La Maison Blanche a aussi fait état de "progrès importants" vers un accord de partenariat commercial stratégique, avec pour objectif de le signer avant la fin de l'année. Les discussions à Washington porteront aussi sur la sécurité, dans un contexte régional de menace jihadiste et d'instabilité politiqué. William Ruto a demandé de prendre conscience du "gros travail que fournit le Kenya en matière de paix et de sécurité dans la Corne de l'Afrique et dans la région des Grands Lacs".


Kenya et Etats-Unis sont "unis contre le terrorisme de l'Etat islamique et des shebab en Afrique de l'Est", a affirmé Joe Biden. Washington et Nairobi vont aussi publier jeudi un "communiqué commun" sur la question de la dette souveraine qui étrangle nombre de pays en développement, appelant les créanciers à proposer des plans de restructuration.


"Nous travaillons pour assurer que la dette n'empêche pas les pays à bas et moyens revenus d'accéder aux investissements" dont ils ont besoin, a dit Joe Biden.
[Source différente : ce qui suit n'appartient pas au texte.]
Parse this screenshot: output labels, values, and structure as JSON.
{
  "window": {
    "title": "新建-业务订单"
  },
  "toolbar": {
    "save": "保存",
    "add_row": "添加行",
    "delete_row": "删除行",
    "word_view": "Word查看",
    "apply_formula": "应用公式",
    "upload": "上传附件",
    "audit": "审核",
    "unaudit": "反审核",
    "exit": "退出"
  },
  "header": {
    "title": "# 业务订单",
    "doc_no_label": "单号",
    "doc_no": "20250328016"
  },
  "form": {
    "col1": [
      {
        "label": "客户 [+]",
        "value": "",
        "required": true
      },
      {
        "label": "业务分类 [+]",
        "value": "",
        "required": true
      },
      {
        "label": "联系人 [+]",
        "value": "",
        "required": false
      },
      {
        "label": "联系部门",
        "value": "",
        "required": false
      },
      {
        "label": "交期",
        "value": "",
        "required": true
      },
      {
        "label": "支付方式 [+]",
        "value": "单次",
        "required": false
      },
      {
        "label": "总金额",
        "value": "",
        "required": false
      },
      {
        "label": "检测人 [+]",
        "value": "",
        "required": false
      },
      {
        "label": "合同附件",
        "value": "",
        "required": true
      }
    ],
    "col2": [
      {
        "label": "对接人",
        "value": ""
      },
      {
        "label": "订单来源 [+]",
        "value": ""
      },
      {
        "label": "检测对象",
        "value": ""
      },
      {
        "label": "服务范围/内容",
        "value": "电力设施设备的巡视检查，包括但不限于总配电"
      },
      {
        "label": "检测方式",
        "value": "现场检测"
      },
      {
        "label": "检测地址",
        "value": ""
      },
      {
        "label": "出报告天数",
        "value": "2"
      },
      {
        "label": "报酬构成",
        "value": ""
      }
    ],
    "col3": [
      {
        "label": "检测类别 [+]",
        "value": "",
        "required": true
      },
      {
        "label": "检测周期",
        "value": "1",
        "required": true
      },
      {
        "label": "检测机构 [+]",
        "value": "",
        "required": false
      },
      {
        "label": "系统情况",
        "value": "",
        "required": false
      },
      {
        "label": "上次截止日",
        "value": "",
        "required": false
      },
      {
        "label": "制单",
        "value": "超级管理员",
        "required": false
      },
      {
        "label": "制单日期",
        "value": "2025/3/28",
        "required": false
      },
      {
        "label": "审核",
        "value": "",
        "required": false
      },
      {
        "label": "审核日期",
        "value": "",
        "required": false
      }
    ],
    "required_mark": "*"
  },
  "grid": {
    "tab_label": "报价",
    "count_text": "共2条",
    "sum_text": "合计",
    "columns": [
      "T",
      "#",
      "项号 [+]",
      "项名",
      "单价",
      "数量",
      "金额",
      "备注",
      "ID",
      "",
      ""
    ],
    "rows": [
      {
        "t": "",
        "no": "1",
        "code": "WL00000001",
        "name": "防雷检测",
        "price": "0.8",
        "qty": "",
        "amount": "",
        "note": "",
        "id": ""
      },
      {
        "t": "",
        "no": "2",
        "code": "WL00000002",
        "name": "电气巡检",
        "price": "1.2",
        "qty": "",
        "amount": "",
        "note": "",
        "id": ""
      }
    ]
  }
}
Difficile de ne pas penser à la Chine, premier pays créancier du Kenya, où William Ruto s'est rendu il y quelques mois.

Pékin a multiplié les investissements pharaoniques en Afrique, alors que les Etats-Unis ont, depuis plusieurs d'années, plutôt négligé le continent. Joe Biden chercher à changer la tendance. Mais le président américain n'a pas tenu sa promesse de se rendre sur le continent. En plus de la Chine, les Etats-Unis font aussi face à la Russie, qui elle aussi avance ses pions en Afrique, sur le plan militaire et stratégique.